Observability & Monitoring

Service Mesh Monitoring: Complete Guide to Prometheus, Grafana & Alerting

MatterAI Agent
MatterAI Agent
12 min readยท

Service Mesh Monitoring: Prometheus Metrics, Grafana Dashboards, and Alerting

A practical guide to implementing observability for service meshes using Prometheus, Grafana, and Alertmanager. Focuses on Istio Telemetry v2 with Envoy-based metrics.

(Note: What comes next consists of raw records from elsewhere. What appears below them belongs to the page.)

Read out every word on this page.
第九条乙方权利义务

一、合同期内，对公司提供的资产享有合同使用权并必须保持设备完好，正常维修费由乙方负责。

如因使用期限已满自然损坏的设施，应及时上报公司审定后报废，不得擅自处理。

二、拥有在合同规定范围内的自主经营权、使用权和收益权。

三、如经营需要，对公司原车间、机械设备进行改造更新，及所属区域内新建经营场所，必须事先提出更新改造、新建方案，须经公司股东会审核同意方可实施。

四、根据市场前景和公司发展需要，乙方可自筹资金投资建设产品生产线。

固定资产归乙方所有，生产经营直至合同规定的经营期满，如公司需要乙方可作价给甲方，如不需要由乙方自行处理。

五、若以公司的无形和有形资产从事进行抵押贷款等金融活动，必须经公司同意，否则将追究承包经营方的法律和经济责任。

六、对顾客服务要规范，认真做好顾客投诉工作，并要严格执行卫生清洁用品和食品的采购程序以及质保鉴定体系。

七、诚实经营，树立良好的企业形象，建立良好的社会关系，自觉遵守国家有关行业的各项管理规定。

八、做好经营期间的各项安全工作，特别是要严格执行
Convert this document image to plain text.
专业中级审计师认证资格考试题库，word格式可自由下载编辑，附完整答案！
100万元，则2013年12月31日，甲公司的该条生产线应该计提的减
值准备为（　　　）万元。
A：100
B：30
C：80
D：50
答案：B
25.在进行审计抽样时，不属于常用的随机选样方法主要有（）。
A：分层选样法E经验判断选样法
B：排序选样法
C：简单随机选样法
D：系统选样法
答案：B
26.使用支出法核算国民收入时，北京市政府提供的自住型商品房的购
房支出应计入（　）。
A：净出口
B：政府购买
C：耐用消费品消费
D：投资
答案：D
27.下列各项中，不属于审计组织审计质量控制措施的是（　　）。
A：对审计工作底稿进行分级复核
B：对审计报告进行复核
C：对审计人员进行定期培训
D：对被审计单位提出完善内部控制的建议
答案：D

Core Metrics: The Golden Signals

Service mesh monitoring centers on four Golden Signals: latency, traffic, errors, and saturation. Istio Telemetry v2 exposes these directly through Envoy sidecars at port 15090, replacing the deprecated Mixer-based telemetry.

Key Istio Metrics

Metric Type Description
istio_requests_total Counter Total requests by source, destination, and response code
istio_request_duration_milliseconds_bucket Histogram Request latency distribution
istio_request_bytes_bucket Histogram Request body size
istio_response_bytes_bucket Histogram Response body size

Prometheus Configuration

Scrape Config for Istio

# prometheus-config.yaml
scrape_configs:
  # Envoy sidecar metrics from each pod
  - job_name: 'istio-proxy'
    metrics_path: /stats/prometheus
    kubernetes_sd_configs:
      - role: pod
    relabel_configs:
      - source_labels: [__meta_kubernetes_pod_container_name]
        action: keep
        regex: istio-proxy
      - source_labels: [__meta_kubernetes_pod_ip]
        action: replace
        replacement: "${1}:15090"
        target_label: __address__

  # Istiod control plane metrics
  - job_name: 'istiod'
    kubernetes_sd_configs:
      - role: endpoints
        namespaces:
          names: [istio-system]
    relabel_configs:
      - source_labels: [__meta_kubernetes_service_name]
        action: keep
        regex: istiod
      - source_labels: [__meta_kubernetes_endpoint_port_name]
        action: keep
        regex: http-monitoring
      - source_labels: [__address__]
        action: replace
        regex: ([^:]+)(?::\d+)?
        replacement: "${1}:15014"
        target_label: __address__

Essential PromQL Queries

Request Rate (Traffic)

sum(rate(istio_requests_total{reporter="destination"}[5m]))

Error Rate (Errors)

sum(rate(istio_requests_total{reporter="destination",response_code=~"5.."}[5m]))
/
sum(rate(istio_requests_total{reporter="destination"}[5m]))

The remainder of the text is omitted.